#2218

Londres encore et toujours (5)

Il s’agissait d’évidence d’une vaine quête, mais je me demandais si le Columbia Square, un ensemble de logements sociaux mi-victoriens, existait encore. Un spécialiste des années 1970 l’avait décrit comme un chef-d’œuvre en péril du plus pur style gothique… Alors puisque mes camarades noceurs n’avaient pas l’intention de se lever tôt après une supposée soirée goth, je partis direction East End, quartier de Bethnal Green, en prenant le métro jusqu’à la station Old Street (qui elle-même se trouve dans le quartier de St Luke, l’East End étant un dédale de petits quartiers imbriqués les uns dans les autres). Bien entendu, point d’Olympia Square, remplacé de longue date par d’affreux petits immeubles type HLM, à l’exception d’une seule barre d’immeubles victoriens, étrangement corsetés par l’arrière par des escaliers et ascenceurs modernes. Au temps pour le chef-d’oeuvre gothique, mais cette promenade m’a permis de retrouver Arnold Circus. J’étais passé par là il y a longtemps, en gardais un souvenir étonné et ravi, mais sans plus du tout savoir le nom de cette place ronde ni sa situation (à la frontière d’un autre quartier, Shoreditch, en l’occurrence). Je viens de chercher quelques infos: c’est en 1890 que cet ensemble de beaux immeubles en brique d’un rouge pétant fut érigé, ce qui en fait l’un des tous premiers ensembles de logements sociaux.Un ensemble qui remplaçait l’un des bidonvilles de l’East End, le Friars Mount ou Old Nichol rookerie (une rookerie était le nom que l’on donnait aux bidonvilles). On rasa donc, et les décombres furent entassés au centre des nouveaux bâtiments, pour former une mini-colline couronnée d’un kiosque à musique. Le tout forme un groupe architectural vraiment pas banal, que je me souviens très vaguement avoir déjà vu un jour — au cours de quelle promenade? Chose amusante, sur le tronc d’un des arbres surplombant le kiosque à musique, quelqu’un a cloué un buste de Karl Marx.

J’allais regagner le métro quand un SMS de Simon me pria de les laisser dormir encore un peu… Ah là là! Je bifurquai donc vers Hoxton Square, où lors de mon précédent séjour, en décembre de l’an dernier, Olivier et moi avions arrêtés nos pas.

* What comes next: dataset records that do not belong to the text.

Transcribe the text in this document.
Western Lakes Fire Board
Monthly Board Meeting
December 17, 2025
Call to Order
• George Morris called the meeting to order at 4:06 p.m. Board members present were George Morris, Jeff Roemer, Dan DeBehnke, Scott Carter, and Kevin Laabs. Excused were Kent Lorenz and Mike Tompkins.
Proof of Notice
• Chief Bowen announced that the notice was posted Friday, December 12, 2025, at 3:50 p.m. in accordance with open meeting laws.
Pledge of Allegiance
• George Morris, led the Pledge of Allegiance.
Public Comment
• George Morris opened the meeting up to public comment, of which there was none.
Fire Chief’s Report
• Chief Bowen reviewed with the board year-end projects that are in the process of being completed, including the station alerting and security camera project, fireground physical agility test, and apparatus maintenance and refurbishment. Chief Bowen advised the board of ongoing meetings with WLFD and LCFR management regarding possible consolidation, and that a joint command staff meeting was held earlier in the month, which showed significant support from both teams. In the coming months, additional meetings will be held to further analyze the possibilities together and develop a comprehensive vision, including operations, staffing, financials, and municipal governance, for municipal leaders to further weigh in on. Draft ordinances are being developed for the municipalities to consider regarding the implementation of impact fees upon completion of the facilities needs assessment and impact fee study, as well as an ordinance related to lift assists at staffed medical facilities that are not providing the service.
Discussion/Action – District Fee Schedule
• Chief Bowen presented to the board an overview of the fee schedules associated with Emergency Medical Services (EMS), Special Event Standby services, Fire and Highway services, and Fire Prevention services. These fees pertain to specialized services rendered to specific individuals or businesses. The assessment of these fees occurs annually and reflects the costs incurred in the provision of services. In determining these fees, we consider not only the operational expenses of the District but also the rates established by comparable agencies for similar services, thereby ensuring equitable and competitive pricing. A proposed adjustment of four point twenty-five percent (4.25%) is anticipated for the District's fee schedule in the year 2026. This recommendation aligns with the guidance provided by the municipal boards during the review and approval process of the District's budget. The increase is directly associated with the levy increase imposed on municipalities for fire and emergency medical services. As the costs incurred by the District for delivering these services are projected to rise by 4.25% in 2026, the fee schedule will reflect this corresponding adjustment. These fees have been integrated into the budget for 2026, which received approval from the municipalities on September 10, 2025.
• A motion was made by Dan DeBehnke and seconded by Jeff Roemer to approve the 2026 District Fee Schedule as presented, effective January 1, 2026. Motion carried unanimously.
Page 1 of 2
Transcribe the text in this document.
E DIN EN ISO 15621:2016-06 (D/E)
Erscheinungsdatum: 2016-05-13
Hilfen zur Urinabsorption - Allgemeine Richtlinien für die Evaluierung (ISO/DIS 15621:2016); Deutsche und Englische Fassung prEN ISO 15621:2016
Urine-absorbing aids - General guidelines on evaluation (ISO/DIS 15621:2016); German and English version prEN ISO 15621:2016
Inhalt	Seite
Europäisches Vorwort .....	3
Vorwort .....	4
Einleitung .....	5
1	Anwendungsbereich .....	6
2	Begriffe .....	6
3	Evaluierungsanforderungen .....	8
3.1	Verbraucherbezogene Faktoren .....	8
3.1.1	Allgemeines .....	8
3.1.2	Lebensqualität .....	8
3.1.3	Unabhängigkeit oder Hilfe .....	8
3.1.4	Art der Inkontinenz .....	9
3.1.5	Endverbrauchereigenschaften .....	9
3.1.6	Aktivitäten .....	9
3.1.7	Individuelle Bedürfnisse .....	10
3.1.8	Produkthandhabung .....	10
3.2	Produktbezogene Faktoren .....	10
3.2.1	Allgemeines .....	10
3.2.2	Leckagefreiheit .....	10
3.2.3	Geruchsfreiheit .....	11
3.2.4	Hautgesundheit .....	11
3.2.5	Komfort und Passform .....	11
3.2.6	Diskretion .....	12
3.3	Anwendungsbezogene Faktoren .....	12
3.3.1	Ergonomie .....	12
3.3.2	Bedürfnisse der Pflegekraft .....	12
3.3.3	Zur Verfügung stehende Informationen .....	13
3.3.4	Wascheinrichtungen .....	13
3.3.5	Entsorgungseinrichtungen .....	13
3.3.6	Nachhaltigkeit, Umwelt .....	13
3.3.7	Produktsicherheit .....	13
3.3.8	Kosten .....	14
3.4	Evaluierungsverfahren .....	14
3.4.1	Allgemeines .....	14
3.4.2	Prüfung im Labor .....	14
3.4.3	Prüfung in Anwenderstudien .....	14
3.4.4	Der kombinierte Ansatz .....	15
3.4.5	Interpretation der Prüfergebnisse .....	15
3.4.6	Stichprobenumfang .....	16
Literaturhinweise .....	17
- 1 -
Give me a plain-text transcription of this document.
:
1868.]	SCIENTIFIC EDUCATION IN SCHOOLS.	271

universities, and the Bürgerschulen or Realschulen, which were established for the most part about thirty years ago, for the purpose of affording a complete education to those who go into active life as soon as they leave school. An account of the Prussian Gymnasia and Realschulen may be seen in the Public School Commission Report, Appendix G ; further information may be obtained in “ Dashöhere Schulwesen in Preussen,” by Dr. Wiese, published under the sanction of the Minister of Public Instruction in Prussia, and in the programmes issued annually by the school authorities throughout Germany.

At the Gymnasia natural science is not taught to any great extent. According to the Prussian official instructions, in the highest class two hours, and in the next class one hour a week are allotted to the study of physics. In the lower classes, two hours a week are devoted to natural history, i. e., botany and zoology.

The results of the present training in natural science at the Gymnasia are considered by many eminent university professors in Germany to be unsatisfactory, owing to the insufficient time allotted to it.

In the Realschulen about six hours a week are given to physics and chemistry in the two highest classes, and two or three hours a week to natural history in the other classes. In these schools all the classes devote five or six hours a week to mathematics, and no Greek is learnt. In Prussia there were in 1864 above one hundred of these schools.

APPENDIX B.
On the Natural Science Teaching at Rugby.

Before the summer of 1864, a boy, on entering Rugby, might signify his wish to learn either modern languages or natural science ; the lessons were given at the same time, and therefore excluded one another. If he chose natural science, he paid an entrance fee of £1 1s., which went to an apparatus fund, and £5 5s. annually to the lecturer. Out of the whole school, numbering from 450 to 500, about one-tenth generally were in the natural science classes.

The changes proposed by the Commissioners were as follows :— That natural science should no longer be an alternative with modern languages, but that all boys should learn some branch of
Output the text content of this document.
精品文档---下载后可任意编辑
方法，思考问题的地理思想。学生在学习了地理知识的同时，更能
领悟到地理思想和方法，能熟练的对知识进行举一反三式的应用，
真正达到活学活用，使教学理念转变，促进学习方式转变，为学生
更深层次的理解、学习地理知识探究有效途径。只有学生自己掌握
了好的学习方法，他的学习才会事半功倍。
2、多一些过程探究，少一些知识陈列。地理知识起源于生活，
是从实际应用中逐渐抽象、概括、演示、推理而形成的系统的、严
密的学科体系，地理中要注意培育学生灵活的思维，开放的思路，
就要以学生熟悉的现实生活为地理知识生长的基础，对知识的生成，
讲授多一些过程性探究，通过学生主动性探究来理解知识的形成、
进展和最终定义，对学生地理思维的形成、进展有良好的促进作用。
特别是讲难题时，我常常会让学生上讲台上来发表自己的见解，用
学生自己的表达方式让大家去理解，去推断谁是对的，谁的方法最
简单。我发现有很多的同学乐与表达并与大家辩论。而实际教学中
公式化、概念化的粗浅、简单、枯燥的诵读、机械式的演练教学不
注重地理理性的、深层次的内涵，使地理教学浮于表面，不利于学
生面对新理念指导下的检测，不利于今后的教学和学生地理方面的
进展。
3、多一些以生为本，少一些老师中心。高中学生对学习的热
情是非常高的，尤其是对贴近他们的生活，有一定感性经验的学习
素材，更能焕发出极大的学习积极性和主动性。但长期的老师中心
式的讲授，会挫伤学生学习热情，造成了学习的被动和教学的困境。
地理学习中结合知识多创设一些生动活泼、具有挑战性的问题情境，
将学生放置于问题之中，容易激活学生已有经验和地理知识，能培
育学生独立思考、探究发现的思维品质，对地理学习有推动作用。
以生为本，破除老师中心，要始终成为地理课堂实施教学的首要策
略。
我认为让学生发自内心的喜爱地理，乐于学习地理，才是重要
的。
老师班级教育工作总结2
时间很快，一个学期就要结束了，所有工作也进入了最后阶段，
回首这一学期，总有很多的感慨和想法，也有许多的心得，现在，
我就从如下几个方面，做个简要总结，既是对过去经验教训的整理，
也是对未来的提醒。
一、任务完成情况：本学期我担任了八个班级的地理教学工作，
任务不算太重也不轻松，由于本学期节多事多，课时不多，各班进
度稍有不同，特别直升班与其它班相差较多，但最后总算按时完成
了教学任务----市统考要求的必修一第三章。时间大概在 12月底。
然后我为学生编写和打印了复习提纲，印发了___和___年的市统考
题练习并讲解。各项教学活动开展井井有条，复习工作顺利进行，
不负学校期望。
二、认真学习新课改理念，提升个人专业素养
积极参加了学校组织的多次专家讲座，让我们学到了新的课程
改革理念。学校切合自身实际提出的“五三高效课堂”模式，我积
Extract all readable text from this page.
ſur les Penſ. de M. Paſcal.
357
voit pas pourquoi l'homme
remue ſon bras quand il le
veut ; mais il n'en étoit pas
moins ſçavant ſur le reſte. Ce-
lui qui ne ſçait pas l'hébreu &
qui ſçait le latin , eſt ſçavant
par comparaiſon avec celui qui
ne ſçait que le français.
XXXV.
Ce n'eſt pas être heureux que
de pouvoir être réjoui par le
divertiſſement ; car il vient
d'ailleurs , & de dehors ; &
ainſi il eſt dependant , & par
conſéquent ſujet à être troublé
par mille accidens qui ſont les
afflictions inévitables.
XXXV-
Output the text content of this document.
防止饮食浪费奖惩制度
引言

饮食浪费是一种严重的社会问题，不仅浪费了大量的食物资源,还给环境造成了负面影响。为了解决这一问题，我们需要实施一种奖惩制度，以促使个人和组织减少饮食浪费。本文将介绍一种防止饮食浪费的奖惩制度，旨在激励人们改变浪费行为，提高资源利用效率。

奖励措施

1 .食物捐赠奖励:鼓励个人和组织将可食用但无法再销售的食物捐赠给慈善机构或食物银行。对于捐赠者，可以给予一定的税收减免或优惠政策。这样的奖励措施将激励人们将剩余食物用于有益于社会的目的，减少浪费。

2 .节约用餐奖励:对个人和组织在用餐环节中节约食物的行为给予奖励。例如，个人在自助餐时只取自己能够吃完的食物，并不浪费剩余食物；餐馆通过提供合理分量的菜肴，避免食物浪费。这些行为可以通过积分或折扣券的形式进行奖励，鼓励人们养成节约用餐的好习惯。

Et assurément le reste du quartier ne vaut pas la peine d’être vu, mais je le traversai afin de rejoindre le canal, et je rentrai tranquillement, lentement, le long de l’eau, sur un trajet que je connais peu et où les quelques nouveaux aménagements ne me heurtent pas comme ceux annoncés pour le segment au-delà d’Angel. Sous le soleil léger, de retour, je croisai nombre de promeneurs, d’encore plus nombreux joggueurs (je me demande combien tombent dans le canal, chaque année, par maladresse ou pour avoir heurté un piéton?) et quelques vélocipédistes. Tiens, à propos de ces derniers, Londres connaît désormais l’équivalent des Vélov ou Vélib, ce qui a eu pour effet secondaire de donner naissance à une dense floraison de panonceaux d’orientation, alors qu’il n’y avait quasiment jamais de plans dans les rues de la métropole. Aujourd’hui, on peut presque se passer d’avoir l’une de ses poches déformée par le poids d’un guide AZ.

L’après-midi, je retournai avec les deux aventuriers dans les lointaines et hautes terres d’Hampstead, pour tenter de voir l’urne funéraire de Bram Stoker, au crématorium de Golders Green. Las, les chapelles anciennes étaient closes. Tout ce que nous trouvâmes, au hasard, ce furent les plaques mortuaires de Keith Moon et de Marc Bolan, ce qui n’est guère vampirique. Je ressentais une immense lassitude lorsqu’un pub se dressa fort opportunément au bord de la petite route, ce fut l’occasion d’une dernière pause ensemble avant de redescendre à Londres. Je repars demain, pense auparavant aller re-visiter le Museum of London dans la matinée, puisqu’il a été complètement été refait il y a un an ou deux. Grosse fatigue mais, as usual, douce satisfaction d’un beau séjour. J’ai guidé Simon et Gwenn comme ils le voulaient, été vérifier des détails de mes promenades commentées lors de moments de liberté, missions accomplies.

PS: accessoirement, ceci est mon 2222ème billet ; c’est ce que l’on appelle avoir de la suite dans les idées.